BRC: Who, would you say, was the most radical of the subjects you studied?
 
KR: This is maybe an indirect answer to this question, but what interested me was how many of the most radical figures were actually quite in thrall to tradition: even figures like H. G. Wells or Vanessa Bell, who seemed quite bohemian and progressive, had their own peculiar infatuations with traditional roles.
 
BRC: The relationships you examine were often turbulent and complicated, and sometimes downright unhappy. Why do you think these partners chose to remain in their marriages?
 
KR: For one thing, divorce was still much more of a taboo than it is now. Also, I think one can't underestimate the enduring power of marriage, and the hold it continues to have on our imagination even after a relationship has deteriorated beyond repair. Divorce is an incredible act of violence, and not everyone is capable of it.
 
BRC: Which of the figures in the book is most interesting to you and why? Which of the couples best overcame their individual marital challenges, and how?
 
KR: Well, they are all interesting to me. I have spent so much time researching them that they are all a little bit alive to me. In a way, it is like asking someone to choose between their own children. I love Rebecca West because she was brave, and tough, and brilliant. I love Katherine Mansfield because of her great imaginative feat in transforming John Middleton Murry into a romantic hero. I love Vanessa Bell because she managed to invent a completely original structure for her emotional life that, in many ways, worked. I suppose one could say that Ottoline and Philip Morrell, and Vera Brittain and George Catlin overcame their difficulties, and somehow endured as couples. Vanessa and Clive Bell managed to remain true friends even after their marriage dissolved, which is certainly heroic and unusual.
 
BRC: The stories in UNCOMMON ARRANGEMENTS reminded me of the relationships of Frida Kahlo and Diego Rivera, and Simone de Beauvoir and Jean-Paul Satre. Are there other famous or infamous unconventional marriages or relationships that you think fit some of the patterns we find in your book?
 
KR: There are quite a few, yes.

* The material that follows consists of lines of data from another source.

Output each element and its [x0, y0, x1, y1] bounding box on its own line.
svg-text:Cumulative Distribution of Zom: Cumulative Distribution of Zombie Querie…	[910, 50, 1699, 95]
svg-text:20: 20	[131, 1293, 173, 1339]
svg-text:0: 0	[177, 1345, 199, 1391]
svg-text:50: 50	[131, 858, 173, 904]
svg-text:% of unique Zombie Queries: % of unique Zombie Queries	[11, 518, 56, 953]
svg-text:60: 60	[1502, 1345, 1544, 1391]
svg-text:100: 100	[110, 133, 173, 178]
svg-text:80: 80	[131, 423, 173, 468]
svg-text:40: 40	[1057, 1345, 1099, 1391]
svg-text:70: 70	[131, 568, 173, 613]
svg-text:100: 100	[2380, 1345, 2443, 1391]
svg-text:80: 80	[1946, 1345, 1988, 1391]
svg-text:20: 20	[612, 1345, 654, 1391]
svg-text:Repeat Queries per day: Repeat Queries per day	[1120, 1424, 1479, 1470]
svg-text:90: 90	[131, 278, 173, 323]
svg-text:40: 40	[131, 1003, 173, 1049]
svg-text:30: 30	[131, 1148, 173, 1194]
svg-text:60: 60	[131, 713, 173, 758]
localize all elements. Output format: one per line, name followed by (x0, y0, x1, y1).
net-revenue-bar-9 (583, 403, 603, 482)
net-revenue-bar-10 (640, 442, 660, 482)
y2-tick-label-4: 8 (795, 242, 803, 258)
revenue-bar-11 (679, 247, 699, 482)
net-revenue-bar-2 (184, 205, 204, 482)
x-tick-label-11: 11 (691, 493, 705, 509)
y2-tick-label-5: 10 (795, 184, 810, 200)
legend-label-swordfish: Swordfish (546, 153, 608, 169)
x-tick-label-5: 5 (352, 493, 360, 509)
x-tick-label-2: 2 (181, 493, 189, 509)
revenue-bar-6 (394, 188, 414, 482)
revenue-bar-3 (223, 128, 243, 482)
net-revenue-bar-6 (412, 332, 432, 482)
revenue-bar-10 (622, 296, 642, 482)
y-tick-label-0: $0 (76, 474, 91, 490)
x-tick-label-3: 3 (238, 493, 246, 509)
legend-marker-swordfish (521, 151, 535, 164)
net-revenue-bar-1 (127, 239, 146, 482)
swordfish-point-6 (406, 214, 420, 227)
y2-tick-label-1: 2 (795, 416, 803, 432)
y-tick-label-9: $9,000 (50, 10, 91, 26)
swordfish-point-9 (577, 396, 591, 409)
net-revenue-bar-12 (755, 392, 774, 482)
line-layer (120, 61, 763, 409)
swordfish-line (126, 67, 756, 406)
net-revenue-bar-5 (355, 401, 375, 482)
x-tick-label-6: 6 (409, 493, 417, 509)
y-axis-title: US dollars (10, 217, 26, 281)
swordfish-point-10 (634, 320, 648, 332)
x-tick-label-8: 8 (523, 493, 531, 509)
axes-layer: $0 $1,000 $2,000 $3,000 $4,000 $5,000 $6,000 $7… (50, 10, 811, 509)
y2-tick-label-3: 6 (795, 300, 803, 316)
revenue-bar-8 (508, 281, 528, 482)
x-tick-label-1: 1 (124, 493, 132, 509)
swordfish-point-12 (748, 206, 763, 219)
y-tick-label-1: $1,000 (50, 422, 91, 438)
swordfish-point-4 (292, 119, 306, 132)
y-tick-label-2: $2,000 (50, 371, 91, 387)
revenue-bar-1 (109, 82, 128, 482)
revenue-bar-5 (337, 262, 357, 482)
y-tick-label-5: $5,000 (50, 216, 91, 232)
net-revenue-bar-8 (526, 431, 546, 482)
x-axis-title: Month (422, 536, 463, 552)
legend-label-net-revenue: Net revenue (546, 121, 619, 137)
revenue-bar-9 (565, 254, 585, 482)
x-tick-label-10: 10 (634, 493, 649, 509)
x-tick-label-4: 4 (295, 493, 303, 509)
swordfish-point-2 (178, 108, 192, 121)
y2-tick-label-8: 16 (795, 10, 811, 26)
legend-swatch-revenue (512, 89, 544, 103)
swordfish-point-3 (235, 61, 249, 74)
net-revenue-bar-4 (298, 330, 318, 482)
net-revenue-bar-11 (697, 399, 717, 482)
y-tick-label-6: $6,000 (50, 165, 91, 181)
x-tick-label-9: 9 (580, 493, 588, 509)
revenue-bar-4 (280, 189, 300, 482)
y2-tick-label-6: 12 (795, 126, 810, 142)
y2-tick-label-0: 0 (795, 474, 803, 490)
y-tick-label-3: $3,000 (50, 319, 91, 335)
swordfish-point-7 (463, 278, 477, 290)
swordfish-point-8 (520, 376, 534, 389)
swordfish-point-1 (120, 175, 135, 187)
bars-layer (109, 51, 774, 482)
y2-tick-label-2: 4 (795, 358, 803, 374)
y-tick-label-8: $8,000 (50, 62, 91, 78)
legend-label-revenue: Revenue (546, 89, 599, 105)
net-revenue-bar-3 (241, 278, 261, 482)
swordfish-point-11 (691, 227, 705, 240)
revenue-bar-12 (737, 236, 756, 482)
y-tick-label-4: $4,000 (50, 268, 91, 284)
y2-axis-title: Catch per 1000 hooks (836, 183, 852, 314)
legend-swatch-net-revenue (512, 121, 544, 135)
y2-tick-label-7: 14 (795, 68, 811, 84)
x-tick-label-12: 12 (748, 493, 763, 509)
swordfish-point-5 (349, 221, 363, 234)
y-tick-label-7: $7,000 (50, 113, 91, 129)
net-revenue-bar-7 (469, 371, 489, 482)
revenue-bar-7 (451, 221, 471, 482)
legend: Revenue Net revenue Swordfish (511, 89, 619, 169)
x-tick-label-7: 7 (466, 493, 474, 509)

One of the most obvious is Vita Sackville West and her husband, whose highly unusual and successful union is chronicled in their son's wonderful book, PORTRAIT OF A MARRIAGE. There are many other couples I can think of who had uncommon arrangements: Graham Greene and his wife, Edith Wharton and her husband, Margaret Sanger and her husband. (Margaret Sanger, by the way, for sheer gossip, also had an affair with H. G. Wells, like many of the women I write about in the book....)
 
BRC: After all your research, do you think we learn anything about modern-day marriage from these couples?
 
KR: Many of the issues these couples grappled with we still struggle with today. Take for instance what Radclyffe Hall called "the infinite sadness of fulfilled desire." How does one balance the need for settled life with the desire for freshness? How does one reconcile our comfort in traditions with our desire for equality? What is the difference between the story we tell ourselves about our relationships, and the way we actually experience them? All of these issues are still with us. One of the other things that struck me in the research of this book is how much happens in a marriage when you are not looking, how distances accumulate without one's realizing what is happening. This felt to me very true to life, and it was interesting to see it play out over decades in the marriages I was studying.
 
BRC: How does UNCOMMON ARRANGEMENTS fit in your other books and research, especially your writing about feminism?
 
KR: Several people have recently suggested to me that all my books have somehow been in defense of what I call in this one "wild unsensible emotion." And in some sense I think this is true. I have always written about the ways in which we try to make order and subdue wilder emotions with rationality and politics. I have always written about the clash between our more conventional longings and our rogue desires. I have also been interested in the ways in which political language fails to speak to our most intimate experience of life. So they all fit together, my obsessions.